Some of the wins came the way wins are supposed to come in this industry: competitive pitches, fought for and taken. Others came the slower way, through referrals from a network built over years. Tribeca seems unbothered by the distinction.
"We've welcomed great new clients and continue to build on relationships that have been years in the making."
That's Nicky James, managing director, and the sentence is more revealing than it first sounds. The new business sits across technology, financial services, consumer, healthcare, entrepreneurship, mobility, motoring and professional services, a spread wide enough that no single sector is carrying the year. That is not luck. That is what a portfolio looks like when an agency has spent twenty years being trusted in a lot of different rooms.
The growth is not only on the client side. In April, Tribeca moved into new offices in Illovo. In June, it added four people, two account managers and two interns, the quiet infrastructure of an agency that intends to keep delivering at the standard that won the work in the first place. It remains a Level 1 B-BBEE contributor, and is on track to retain that status this year.
"What stands out for me is the growth we've achieved across both the business and the team. This combination is a healthy balance, and speaks to both the reputation we've built over time and our ability to compete for new opportunities."

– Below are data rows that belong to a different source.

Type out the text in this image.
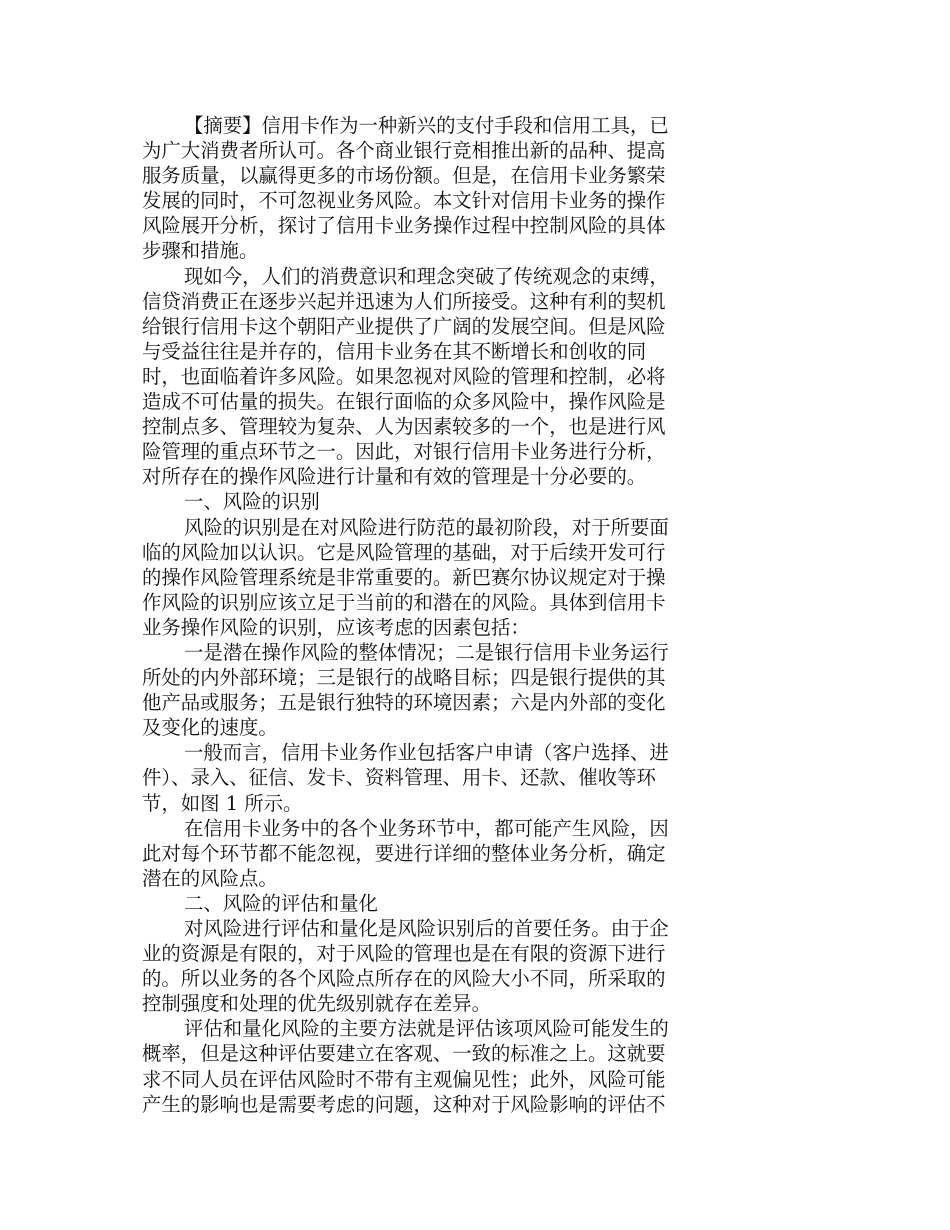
【摘要】信用卡作为一种新兴的支付手段和信用工具，已
为广大消费者所认可。各个商业银行竞相推出新的品种、提高
服务质量，以赢得更多的市场份额。但是，在信用卡业务繁荣
发展的同时，不可忽视业务风险。本文针对信用卡业务的操作
风险展开分析，探讨了信用卡业务操作过程中控制风险的具体
步骤和措施。
现如今，人们的消费意识和理念突破了传统观念的束缚，
信贷消费正在逐步兴起并迅速为人们所接受。这种有利的契机
给银行信用卡这个朝阳产业提供了广阔的发展空间。但是风险
与受益往往是并存的，信用卡业务在其不断增长和创收的同
时，也面临着许多风险。如果忽视对风险的管理和控制，必将
造成不可估量的损失。在银行面临的众多风险中，操作风险是
控制点多、管理较为复杂、人为因素较多的一个，也是进行风
险管理的重点环节之一。因此，对银行信用卡业务进行分析，
对所存在的操作风险进行计量和有效的管理是十分必要的。
一、风险的识别
风险的识别是在对风险进行防范的最初阶段，对于所要面
临的风险加以认识。它是风险管理的基础，对于后续开发可行
的操作风险管理系统是非常重要的。新巴赛尔协议规定对于操
作风险的识别应该立足于当前的和潜在的风险。具体到信用卡
业务操作风险的识别，应该考虑的因素包括：
一是潜在操作风险的整体情况；二是银行信用卡业务运行
所处的内外部环境；三是银行的战略目标；四是银行提供的其
他产品或服务；五是银行独特的环境因素；六是内外部的变化
及变化的速度。
一般而言，信用卡业务作业包括客户申请（客户选择、进
件）、录入、征信、发卡、资料管理、用卡、还款、催收等环
节，如图 1 所示。
在信用卡业务中的各个业务环节中，都可能产生风险，因
此对每个环节都不能忽视，要进行详细的整体业务分析，确定
潜在的风险点。
二、风险的评估和量化
对风险进行评估和量化是风险识别后的首要任务。由于企
业的资源是有限的，对于风险的管理也是在有限的资源下进行
的。所以业务的各个风险点所存在的风险大小不同，所采取的
控制强度和处理的优先级别就存在差异。
评估和量化风险的主要方法就是评估该项风险可能发生的
概率，但是这种评估要建立在客观、一致的标准之上。这就要
求不同人员在评估风险时不带有主观偏见性；此外，风险可能
产生的影响也是需要考虑的问题，这种对于风险影响的评估不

There is a particular weight to that balance. New clients without new people is a promise an agency cannot keep. New people without new work is a cost it cannot carry. Doing both at once, in the same six months, is the rarest version of growth, the kind that holds.
As Tribeca moves into the second half of the year, the framing stays deliberately plain: deliver work that supports clients' business objectives and strengthens their reputations. No grand reinvention. Just the next stretch of the same thing that got them here.
"Twenty years in business is a milestone we're proud of and an important moment for the agency. We have a strong team, great clients and so much to look forward to in the months ahead."
Twenty years to build the reputation. Six months to prove it still compounds. The hard part was never the recent run of wins, it was the two decades of work that made them look inevitable.